Ca, c'est pour moi
Oui.
La "phonétique", c'est l'étude des
sons tels qu'ils sont produits,
le plus précisément possible, selon tous leurs aspects : point d'articulation, mode d'articulation, voisement, etc.
En principe, la transcription phonétique se fait entre crochets, en API.
La "phonologie", c'est l'études des
phonèmes, c'est-à-dire des "sons" tels que les perçoivent les locuteurs d'une langue donnée et dans la mesure où ils s'opposent les uns aux autres.
En principe, la transcription phonologique se fait entre barres obliques, en utilisant l'API mais en usant parfois de la majuscule pour les "archiphonèmes".
Exemples :
- Suivant la région dans laquelle on se trouve, le /R/ français (notation phonologique) peut être réalisé de différentes façons : [ʁ] ou [R] sur la majorité du territoire métropolitain, [r] en Bourgogne (au moins parmi la population âgée), [ɹ] dans les Caraïbes et en Guyane, ou même [χ], etc. Mais pour les locuteurs, ce n'est jamais que les variantes d'un même son : on ne peut, dans aucune situation, opposer un mot avec un [ʁ] d'un mot avec un [r], par exemple. Donc, phonologiquement, il n'y a qu'un seul /R/.

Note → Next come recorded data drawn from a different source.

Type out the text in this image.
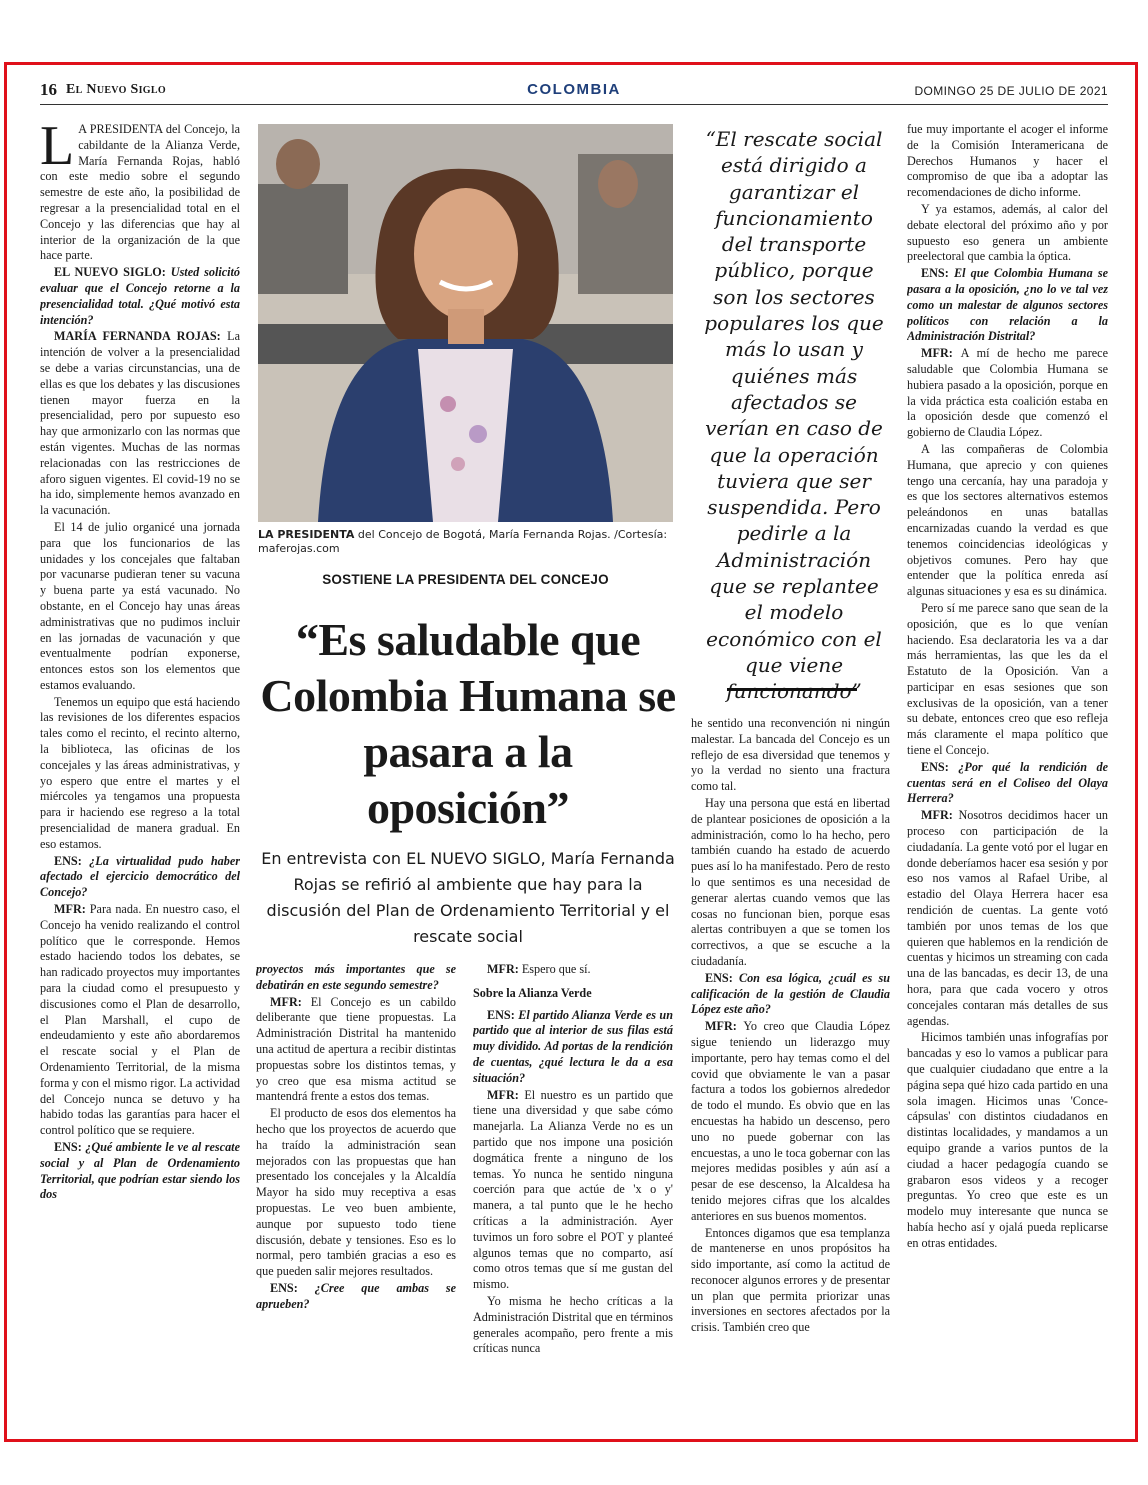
16 El Nuevo Siglo	COLOMBIA	DOMINGO 25 DE JULIO DE 2021

L A PRESIDENTA del Concejo, la cabildante de la Alianza Verde, María Fernanda Rojas, habló con este medio sobre el segundo semestre de este año, la posibilidad de regresar a la presencialidad total en el Concejo y las diferencias que hay al interior de la organización de la que hace parte.

EL NUEVO SIGLO: Usted solicitó evaluar que el Concejo retorne a la presencialidad total. ¿Qué motivó esta intención?

MARÍA FERNANDA ROJAS: La intención de volver a la presencialidad se debe a varias circunstancias, una de ellas es que los debates y las discusiones tienen mayor fuerza en la presencialidad, pero por supuesto eso hay que armonizarlo con las normas que están vigentes. Muchas de las normas relacionadas con las restricciones de aforo siguen vigentes. El covid-19 no se ha ido, simplemente hemos avanzado en la vacunación.

El 14 de julio organicé una jornada para que los funcionarios de las unidades y los concejales que faltaban por vacunarse pudieran tener su vacuna y buena parte ya está vacunado. No obstante, en el Concejo hay unas áreas administrativas que no pudimos incluir en las jornadas de vacunación y que eventualmente podrían exponerse, entonces estos son los elementos que estamos evaluando.

Tenemos un equipo que está haciendo las revisiones de los diferentes espacios tales como el recinto, el recinto alterno, la biblioteca, las oficinas de los concejales y las áreas administrativas, y yo espero que entre el martes y el miércoles ya tengamos una propuesta para ir haciendo ese regreso a la total presencialidad de manera gradual. En eso estamos.

ENS: ¿La virtualidad pudo haber afectado el ejercicio democrático del Concejo?

MFR: Para nada. En nuestro caso, el Concejo ha venido realizando el control político que le corresponde. Hemos estado haciendo todos los debates, se han radicado proyectos muy importantes para la ciudad como el presupuesto y discusiones como el Plan de desarrollo, el Plan Marshall, el cupo de endeudamiento y este año abordaremos el rescate social y el Plan de Ordenamiento Territorial, de la misma forma y con el mismo rigor. La actividad del Concejo nunca se detuvo y ha habido todas las garantías para hacer el control político que se requiere.

ENS: ¿Qué ambiente le ve al rescate social y al Plan de Ordenamiento Territorial, que podrían estar siendo los dos

LA PRESIDENTA del Concejo de Bogotá, María Fernanda Rojas. /Cortesía: maferojas.com
SOSTIENE LA PRESIDENTA DEL CONCEJO
“Es saludable que Colombia Humana se pasara a la oposición”
En entrevista con EL NUEVO SIGLO, María Fernanda Rojas se refirió al ambiente que hay para la discusión del Plan de Ordenamiento Territorial y el rescate social

proyectos más importantes que se debatirán en este segundo semestre?

MFR: El Concejo es un cabildo deliberante que tiene propuestas. La Administración Distrital ha mantenido una actitud de apertura a recibir distintas propuestas sobre los distintos temas, y yo creo que esa misma actitud se mantendrá frente a estos dos temas.

El producto de esos dos elementos ha hecho que los proyectos de acuerdo que ha traído la administración sean mejorados con las propuestas que han presentado los concejales y la Alcaldía Mayor ha sido muy receptiva a esas propuestas. Le veo buen ambiente, aunque por supuesto todo tiene discusión, debate y tensiones. Eso es lo normal, pero también gracias a eso es que pueden salir mejores resultados.

ENS: ¿Cree que ambas se aprueben?

MFR: Espero que sí.

Sobre la Alianza Verde

ENS: El partido Alianza Verde es un partido que al interior de sus filas está muy dividido. Ad portas de la rendición de cuentas, ¿qué lectura le da a esa situación?

MFR: El nuestro es un partido que tiene una diversidad y que sabe cómo manejarla. La Alianza Verde no es un partido que nos impone una posición dogmática frente a ninguno de los temas. Yo nunca he sentido ninguna coerción para que actúe de 'x o y' manera, a tal punto que le he hecho críticas a la administración. Ayer tuvimos un foro sobre el POT y planteé algunos temas que no comparto, así como otros temas que sí me gustan del mismo.

Yo misma he hecho críticas a la Administración Distrital que en términos generales acompaño, pero frente a mis críticas nunca

“El rescate social está dirigido a garantizar el funcionamiento del transporte público, porque son los sectores populares los que más lo usan y quiénes más afectados se verían en caso de que la operación tuviera que ser suspendida. Pero pedirle a la Administración que se replantee el modelo económico con el que viene funcionando”

he sentido una reconvención ni ningún malestar. La bancada del Concejo es un reflejo de esa diversidad que tenemos y yo la verdad no siento una fractura como tal.

Hay una persona que está en libertad de plantear posiciones de oposición a la administración, como lo ha hecho, pero también cuando ha estado de acuerdo pues así lo ha manifestado. Pero de resto lo que sentimos es una necesidad de generar alertas cuando vemos que las cosas no funcionan bien, porque esas alertas contribuyen a que se tomen los correctivos, a que se escuche a la ciudadanía.

ENS: Con esa lógica, ¿cuál es su calificación de la gestión de Claudia López este año?

MFR: Yo creo que Claudia López sigue teniendo un liderazgo muy importante, pero hay temas como el del covid que obviamente le van a pasar factura a todos los gobiernos alrededor de todo el mundo. Es obvio que en las encuestas ha habido un descenso, pero uno no puede gobernar con las encuestas, a uno le toca gobernar con las mejores medidas posibles y aún así a pesar de ese descenso, la Alcaldesa ha tenido mejores cifras que los alcaldes anteriores en sus buenos momentos.

Entonces digamos que esa templanza de mantenerse en unos propósitos ha sido importante, así como la actitud de reconocer algunos errores y de presentar un plan que permita priorizar unas inversiones en sectores afectados por la crisis. También creo que

fue muy importante el acoger el informe de la Comisión Interamericana de Derechos Humanos y hacer el compromiso de que iba a adoptar las recomendaciones de dicho informe.

Y ya estamos, además, al calor del debate electoral del próximo año y por supuesto eso genera un ambiente preelectoral que cambia la óptica.

ENS: El que Colombia Humana se pasara a la oposición, ¿no lo ve tal vez como un malestar de algunos sectores políticos con relación a la Administración Distrital?

MFR: A mí de hecho me parece saludable que Colombia Humana se hubiera pasado a la oposición, porque en la vida práctica esta coalición estaba en la oposición desde que comenzó el gobierno de Claudia López.

A las compañeras de Colombia Humana, que aprecio y con quienes tengo una cercanía, hay una paradoja y es que los sectores alternativos estemos peleándonos en unas batallas encarnizadas cuando la verdad es que tenemos coincidencias ideológicas y objetivos comunes. Pero hay que entender que la política enreda así algunas situaciones y esa es su dinámica.

Pero sí me parece sano que sean de la oposición, que es lo que venían haciendo. Esa declaratoria les va a dar más herramientas, las que les da el Estatuto de la Oposición. Van a participar en esas sesiones que son exclusivas de la oposición, van a tener su debate, entonces creo que eso refleja más claramente el mapa político que tiene el Concejo.

ENS: ¿Por qué la rendición de cuentas será en el Coliseo del Olaya Herrera?

MFR: Nosotros decidimos hacer un proceso con participación de la ciudadanía. La gente votó por el lugar en donde deberíamos hacer esa sesión y por eso nos vamos al Rafael Uribe, al estadio del Olaya Herrera hacer esa rendición de cuentas. La gente votó también por unos temas de los que quieren que hablemos en la rendición de cuentas y hicimos un streaming con cada una de las bancadas, es decir 13, de una hora, para que cada vocero y otros concejales contaran más detalles de sus agendas.

Hicimos también unas infografías por bancadas y eso lo vamos a publicar para que cualquier ciudadano que entre a la página sepa qué hizo cada partido en una sola imagen. Hicimos unas 'Conce-cápsulas' con distintos ciudadanos en distintas localidades, y mandamos a un equipo grande a varios puntos de la ciudad a hacer pedagogía cuando se grabaron esos videos y a recoger preguntas. Yo creo que este es un modelo muy interesante que nunca se había hecho así y ojalá pueda replicarse en otras entidades.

Alors qu'en Allemand, [χ] s'oppose à [r] : "Bar" [bar] (le bar) est différent de "Bach" [baχ] (ruisseau). Phonologiquement, il y a deux deux phonèmes.
- Si je prends le mot "mucho" en espagnol : du point de vue phonétique, il y a cinq sons successifs, à savoir [m],
, [t], [ʃ] et [o]. Mais, du point de vue phonologique, le son [ʃ] ne peut jamais apparaître tout seul en espagnol, dans un aucun mot ; on a toujours [tʃ]. Donc, il n'y a qu'un seul "phonème complexe" [tʃ] en espagnol.
- Si je prends [t] et [d] en Allemand : au début d'un mot, ils peuvent s'opposer ; ainsi "danken" (remercier) [dankn,] est différent de [tankn,] "remplir le réservroi" (par [n,] je symbolise le [n] vocalisé, avec un petit trait dessous, que je ne peux pas faire).
En revanche, à la fin d'un mot, une dentale devient obligatoirement sourde : "Rat" (conseil) et "Rad" (roue) se prononcent également [rat], et si je dis [rat] sans autre précision, personne ne peut savoir si je parle d'une roue ou d'un conseil. On dira donc qu'il y a "neutralisation phonologique" du couple [t/d] à la finale en allemand.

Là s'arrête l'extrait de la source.